There are similarities with Lord of the Flies in that there are no adult characters and we see the children interacting on their own terms: their negotiating of relationships and status within the pecking order, their adherence to perceived rules, their sudden cruelties, and their imaginative play.   This is childhood back in the days when children actually went out to play, before they started being ferried everywhere by their parents, before paranoia about paedophiles and so on clouded everyone’s judgment, before the internet isolated everyone at home… I’m not so old I can remember the War but I do remember being allowed out.

Christopher Price is Peter, a bit of a bully and admired by all.  He embodies the physicality of the boy perfectly as well as the psychological processes.  David Nellist’s Willie is more sensitive – when he’s not running around pretending to be an aeroplane.  Joanna Holden’s Audrey has a lust for violence, urging her friend to give the doll a smack to shut it up.  She is a resilient girl, epitomising the shifting loyalties and the power struggles within this societal group. Her friend Angela (Tilly Gaunt) is prettier and more ‘girly’ – the pair form an effective double act. Phil Cheadle’s John challenges Peter’s status and a fight breaks out, a proper childish scuffle, rough and tumble of a skirmish – the boys reach detente soon afterwards.  James Bolt’s Raymond is a stammerer and therefore a target for mockery but it is Adrian Grove’s Donald who is the outsider.  A lonely boy, pining for his missing-in-action father, Donald has a penchant for arson, which leads to tragedy.

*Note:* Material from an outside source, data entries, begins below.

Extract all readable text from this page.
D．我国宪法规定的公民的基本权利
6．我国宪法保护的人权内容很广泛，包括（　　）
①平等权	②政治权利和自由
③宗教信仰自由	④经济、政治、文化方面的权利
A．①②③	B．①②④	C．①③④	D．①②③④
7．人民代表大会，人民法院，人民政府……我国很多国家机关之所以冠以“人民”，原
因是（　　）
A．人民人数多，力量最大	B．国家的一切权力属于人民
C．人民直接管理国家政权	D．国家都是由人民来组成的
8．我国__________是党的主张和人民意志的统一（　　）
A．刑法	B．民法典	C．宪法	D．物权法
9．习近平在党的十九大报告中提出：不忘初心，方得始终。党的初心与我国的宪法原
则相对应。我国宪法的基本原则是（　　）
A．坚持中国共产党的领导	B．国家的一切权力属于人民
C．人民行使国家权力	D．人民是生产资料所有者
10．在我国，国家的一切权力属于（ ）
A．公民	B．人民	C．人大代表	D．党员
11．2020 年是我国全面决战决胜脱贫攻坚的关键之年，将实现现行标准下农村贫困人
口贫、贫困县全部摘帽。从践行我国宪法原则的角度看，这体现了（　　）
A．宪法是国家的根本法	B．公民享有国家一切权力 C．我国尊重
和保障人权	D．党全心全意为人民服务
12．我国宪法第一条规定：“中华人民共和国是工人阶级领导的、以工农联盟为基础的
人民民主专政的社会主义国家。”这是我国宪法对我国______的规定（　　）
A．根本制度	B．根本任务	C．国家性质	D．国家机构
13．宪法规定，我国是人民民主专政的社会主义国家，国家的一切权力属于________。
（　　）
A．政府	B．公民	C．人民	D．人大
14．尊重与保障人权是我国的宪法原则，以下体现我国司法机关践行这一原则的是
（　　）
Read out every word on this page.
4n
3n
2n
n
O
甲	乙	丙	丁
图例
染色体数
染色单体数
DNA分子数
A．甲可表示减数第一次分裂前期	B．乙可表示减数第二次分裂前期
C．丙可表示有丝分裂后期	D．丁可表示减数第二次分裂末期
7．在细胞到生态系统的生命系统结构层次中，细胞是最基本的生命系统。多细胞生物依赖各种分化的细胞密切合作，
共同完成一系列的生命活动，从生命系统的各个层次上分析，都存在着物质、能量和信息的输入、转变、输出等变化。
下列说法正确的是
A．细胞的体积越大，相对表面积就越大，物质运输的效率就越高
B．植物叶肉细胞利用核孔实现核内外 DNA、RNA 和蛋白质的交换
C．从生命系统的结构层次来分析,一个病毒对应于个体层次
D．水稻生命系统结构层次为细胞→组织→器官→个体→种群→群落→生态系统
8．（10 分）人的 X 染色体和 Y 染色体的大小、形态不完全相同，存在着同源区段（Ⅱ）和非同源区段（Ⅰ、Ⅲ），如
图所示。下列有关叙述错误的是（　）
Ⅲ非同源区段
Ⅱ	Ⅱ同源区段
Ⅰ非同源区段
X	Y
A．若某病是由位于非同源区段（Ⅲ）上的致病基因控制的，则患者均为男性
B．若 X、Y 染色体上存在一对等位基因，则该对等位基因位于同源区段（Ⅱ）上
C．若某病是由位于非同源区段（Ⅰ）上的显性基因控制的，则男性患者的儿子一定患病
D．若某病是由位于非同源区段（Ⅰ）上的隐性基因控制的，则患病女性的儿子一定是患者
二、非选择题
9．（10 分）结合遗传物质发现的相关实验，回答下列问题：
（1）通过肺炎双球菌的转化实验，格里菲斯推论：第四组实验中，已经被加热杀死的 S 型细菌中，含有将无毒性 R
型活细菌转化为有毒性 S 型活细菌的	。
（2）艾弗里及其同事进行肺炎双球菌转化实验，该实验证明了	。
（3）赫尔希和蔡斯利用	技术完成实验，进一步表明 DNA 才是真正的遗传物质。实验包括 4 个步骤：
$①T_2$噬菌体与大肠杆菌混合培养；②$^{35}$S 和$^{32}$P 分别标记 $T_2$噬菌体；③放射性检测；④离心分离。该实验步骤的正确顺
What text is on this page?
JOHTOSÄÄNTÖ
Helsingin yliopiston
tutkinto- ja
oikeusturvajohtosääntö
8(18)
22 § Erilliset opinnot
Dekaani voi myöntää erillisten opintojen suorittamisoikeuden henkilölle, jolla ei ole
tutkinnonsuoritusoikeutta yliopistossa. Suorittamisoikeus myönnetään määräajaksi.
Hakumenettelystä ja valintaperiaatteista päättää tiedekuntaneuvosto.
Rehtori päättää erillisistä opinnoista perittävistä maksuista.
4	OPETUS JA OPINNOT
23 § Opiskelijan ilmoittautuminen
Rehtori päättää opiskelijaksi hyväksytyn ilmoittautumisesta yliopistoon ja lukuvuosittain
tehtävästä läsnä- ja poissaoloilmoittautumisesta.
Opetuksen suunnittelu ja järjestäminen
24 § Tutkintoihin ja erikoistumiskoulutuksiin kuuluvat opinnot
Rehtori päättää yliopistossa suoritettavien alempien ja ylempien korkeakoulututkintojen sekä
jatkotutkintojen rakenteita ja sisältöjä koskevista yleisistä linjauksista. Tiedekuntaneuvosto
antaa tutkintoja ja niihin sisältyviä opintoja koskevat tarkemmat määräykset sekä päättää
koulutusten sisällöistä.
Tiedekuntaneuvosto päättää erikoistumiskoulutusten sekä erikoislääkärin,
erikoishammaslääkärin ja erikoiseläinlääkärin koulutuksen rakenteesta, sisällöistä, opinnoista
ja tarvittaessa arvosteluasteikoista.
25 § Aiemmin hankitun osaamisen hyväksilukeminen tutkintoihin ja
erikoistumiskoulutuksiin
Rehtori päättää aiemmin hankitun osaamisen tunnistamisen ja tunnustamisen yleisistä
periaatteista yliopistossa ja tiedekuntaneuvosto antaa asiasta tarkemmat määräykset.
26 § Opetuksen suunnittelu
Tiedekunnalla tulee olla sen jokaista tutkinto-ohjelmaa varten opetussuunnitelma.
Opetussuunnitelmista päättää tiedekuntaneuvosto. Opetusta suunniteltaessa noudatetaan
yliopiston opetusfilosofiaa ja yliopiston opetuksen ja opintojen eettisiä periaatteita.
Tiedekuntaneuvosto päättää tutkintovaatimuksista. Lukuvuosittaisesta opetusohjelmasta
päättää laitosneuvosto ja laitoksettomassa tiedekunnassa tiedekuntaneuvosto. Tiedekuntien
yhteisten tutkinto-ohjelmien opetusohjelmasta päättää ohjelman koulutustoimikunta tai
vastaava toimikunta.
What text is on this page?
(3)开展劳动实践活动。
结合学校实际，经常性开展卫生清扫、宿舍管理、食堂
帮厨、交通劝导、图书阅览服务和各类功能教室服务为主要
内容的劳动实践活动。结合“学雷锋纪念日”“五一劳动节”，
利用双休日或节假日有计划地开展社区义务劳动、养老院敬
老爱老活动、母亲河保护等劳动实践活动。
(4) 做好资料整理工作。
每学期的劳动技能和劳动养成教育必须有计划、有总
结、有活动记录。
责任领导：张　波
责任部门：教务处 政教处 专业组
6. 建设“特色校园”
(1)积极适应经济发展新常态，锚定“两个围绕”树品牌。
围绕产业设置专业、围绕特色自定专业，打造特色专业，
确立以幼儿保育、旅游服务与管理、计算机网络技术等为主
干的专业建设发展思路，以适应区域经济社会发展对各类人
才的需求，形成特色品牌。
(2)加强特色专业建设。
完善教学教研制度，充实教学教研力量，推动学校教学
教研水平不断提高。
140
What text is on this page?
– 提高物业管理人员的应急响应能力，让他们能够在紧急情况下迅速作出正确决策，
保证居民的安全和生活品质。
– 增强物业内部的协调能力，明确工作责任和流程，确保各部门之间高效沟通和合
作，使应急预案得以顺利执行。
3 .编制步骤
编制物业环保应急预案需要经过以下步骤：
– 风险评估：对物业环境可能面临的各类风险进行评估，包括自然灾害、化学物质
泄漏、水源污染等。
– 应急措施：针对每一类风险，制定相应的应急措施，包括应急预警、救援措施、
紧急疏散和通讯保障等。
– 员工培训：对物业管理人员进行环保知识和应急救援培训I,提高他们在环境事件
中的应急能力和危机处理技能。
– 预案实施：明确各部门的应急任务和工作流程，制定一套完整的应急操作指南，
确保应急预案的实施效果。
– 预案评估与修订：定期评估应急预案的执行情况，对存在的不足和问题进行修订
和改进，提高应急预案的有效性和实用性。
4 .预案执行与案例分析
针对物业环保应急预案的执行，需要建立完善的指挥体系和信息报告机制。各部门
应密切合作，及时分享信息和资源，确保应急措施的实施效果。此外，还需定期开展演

The children realise they have to make-believe they had nothing to do with Donald’s demise.  They have to use their play-acting to keep them out of serious trouble.  This is the moment when innocence is lost and adulthood beckons.  Childhood is not sweeties and games, Potter tells us, but rather the training ground for the harshness and deceits that will inevitably come our way.

Ruari Murchison’s set is simple and effective.  A curving slope evokes landscape and a tall stepladder represents the barn.  Coupled with Colin Grenfell’s lighting, the set transports us to locations in an impressionistic way but it is the excellent cast that truly make this production outstanding.  Director Psyche Stott has prepared them superbly well and delivers all the shifts in mood and tone seamlessly.  The energy of childhood and the tensions of their relationships bounce off the stage.  I came away feeling wistful for my own childhood although perhaps it could be said I remain an adult-sized person who behaves like a child.